El hombre que nunca dejó de reírse de Dios

Nihilista y explosivo, Luis Buñuel, muerto hoy hace 33 años, ejerció a lo largo de toda su vida el fascinante don de ser Luis Buñuel.

 

Nunca se apeó de sí mismo. Luis Buñuel, muerto hoy hace 33 años, ejerció a lo largo de toda su vida el fascinante don de ser Luis Buñuel. No fue una tarea fácil. Nacido en 1900 en Calanda (Teruel), el abrupto siglo XX marcó su biografía. Para lo bueno y para lo malo. Vivió las mieles del surrealismo en el efervescente París de los años veinte, gozó de la amistad de Federico García Lorca y Salvador Dalí, soliviantó a burgueses, católicos y fascistas con sus tremendos puñetazos visuales, pero también bebió las aguas amargas del exilio y la derrota. Fue censurado, perseguido y atacado. Y no sólo en la Europa en llamas de los años treinta y cuarenta.

Pocos recuerdan que cuando recaló en Estados Unidos, acabada la Guerra Civil española, tuvo que renunciar a su puesto de colaborador del Museo de Arte Moderno de Nueva York por las sospechas que despertaban su abierto ateísmo y sus ideas de izquierdas. Tampoco, pese a sus peticiones, se le concedió la nacionalidad estadounidense. En el extraño péndulo que es la vida, quizá esa fuera una suerte para la historia del cine. Este rechazo y los problemas económicos derivaron sus pasos hasta México. La tierra de promisión de los exiliados republicanos.

Ahí vivió su obra en una segunda edad de oro. Aunque hubo películas absolutamente menores, en 1950 filmó Los olvidados, un feroz retrato de la marginación mexicana. La película, con música del también exiliado Rodolfo Halffter, entroncaba con su documental Las Hurdes, tierra sin pan, estrenado en España en 1933, y logró un efecto similar: puso a una sociedad ensimismada frente al espejo de sus miserias.

La historia de Jaibo y Pedro, su abismal negrura y, ante todo, la ruptura con las narrativas almibaradas de Hollywood, hicieron de Los olvidados una obra maestra cuyos ecos aún perduran en estos tiempos de sicarios y decapitaciones. “Buñuel digirió de tal forma la cultura del Distrito Federal, que con Los olvidados aprendimos lo que era México», ha dicho el escritor mexicano Jordi Soler.

Ganador del premio al mejor director en el Festival de Cannes, Buñuel recuperó con este filme un brillo internacional que ya jamás perdería.
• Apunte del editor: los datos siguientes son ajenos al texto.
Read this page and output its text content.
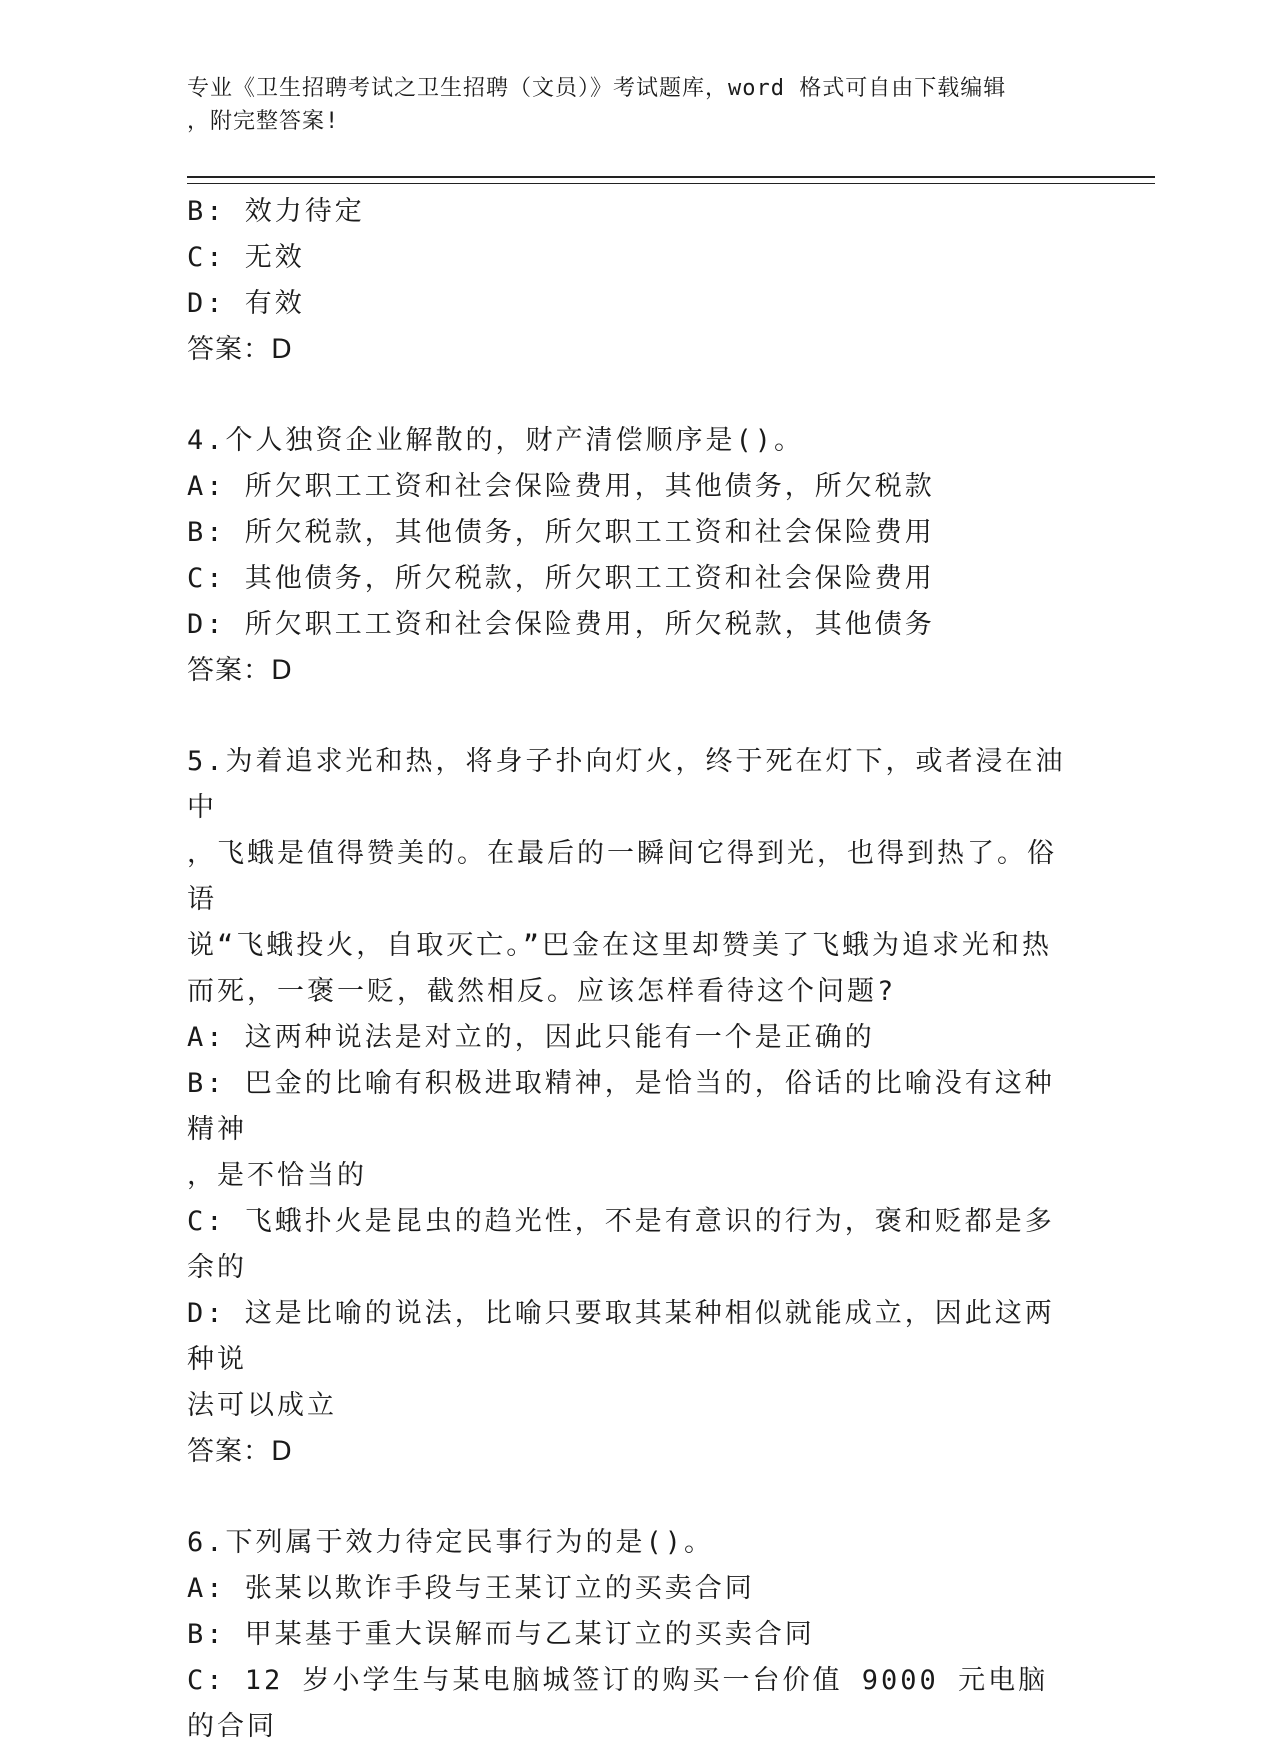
专业《卫生招聘考试之卫生招聘（文员）》考试题库，word 格式可自由下载编辑
，附完整答案!
B: 效力待定
C: 无效
D: 有效
答案：D
4.个人独资企业解散的，财产清偿顺序是()。
A: 所欠职工工资和社会保险费用，其他债务，所欠税款
B: 所欠税款，其他债务，所欠职工工资和社会保险费用
C: 其他债务，所欠税款，所欠职工工资和社会保险费用
D: 所欠职工工资和社会保险费用，所欠税款，其他债务
答案：D
5.为着追求光和热，将身子扑向灯火，终于死在灯下，或者浸在油中
，飞蛾是值得赞美的。在最后的一瞬间它得到光，也得到热了。俗语
说“飞蛾投火，自取灭亡。”巴金在这里却赞美了飞蛾为追求光和热
而死，一褒一贬，截然相反。应该怎样看待这个问题?
A: 这两种说法是对立的，因此只能有一个是正确的
B: 巴金的比喻有积极进取精神，是恰当的，俗话的比喻没有这种精神
，是不恰当的
C: 飞蛾扑火是昆虫的趋光性，不是有意识的行为，褒和贬都是多余的
D: 这是比喻的说法，比喻只要取其某种相似就能成立，因此这两种说
法可以成立
答案：D
6.下列属于效力待定民事行为的是()。
A: 张某以欺诈手段与王某订立的买卖合同
B: 甲某基于重大误解而与乙某订立的买卖合同
C: 12 岁小学生与某电脑城签订的购买一台价值 9000 元电脑的合同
Viridiana (Palma de Oro, 1961), El ángel exterminador (1962), Belle de jour (León de Oro, 1967) y El discreto encanto de la burguesía (Oscar a la mejor película extranjera en 1972) no hicieron sino confirmar su puesto en el cielo de los grandes creadores.

Pero más allá de los galardones, el verdadero éxito en vida de Buñuel fue precisamente ser Buñuel. De algún modo, nunca abandonó a ese joven surrealista, fascinado por André Breton, que había dado luz a alucinaciones tan demoledoras como El perro andaluz o La edad de oro. En la ensordecedora brutalidad del siglo XX, el cineasta de Calanda hizo sonar siempre que pudo el tambor de su voluntad. Ya fuese en México, España o Francia.

Quienes le recuerdan de su etapa mexicana, como el director Arturo Ripstein, hablan de un ser hosco, pero dotado de un humor vitriólico. Un hombre desolado y rugiente que se nutría de la devastación de su experiencia para crear arte. “Estaba muy solo, nadie se le acercaba. Daba miedo porque era Buñuel. El genio asusta. Y la profesión no le quería, porque no había posibilidades de comparación”, rememora Ripstein.

La felicidad a granel posiblemente le fue esquiva, pero la cambió por la carcajada irreverente. Ateo total se reía de los falsos ídolos. De Dios y también del totemismo político. Y de creer, sólo creía, como cualquier surrealista, en el azar. “Si fuéramos capaces de volver nuestro destino al azar y aceptar sin desmayo el misterio de nuestra vida, podría hallarse próxima una cierta dicha, bastante semejante a la inocencia”, dejó escrito en su autobiografía Mi último suspiro.

El 29 de julio de 1983, Luis Buñuel falleció en la Ciudad de México. Lo que queda de él es mucho más que una obra. Es una historia tallada en la honestidad. La del genio que nunca renunció a su forma de entender el cine. Hoy, como cualquier otro, es un buen día para recordarlo.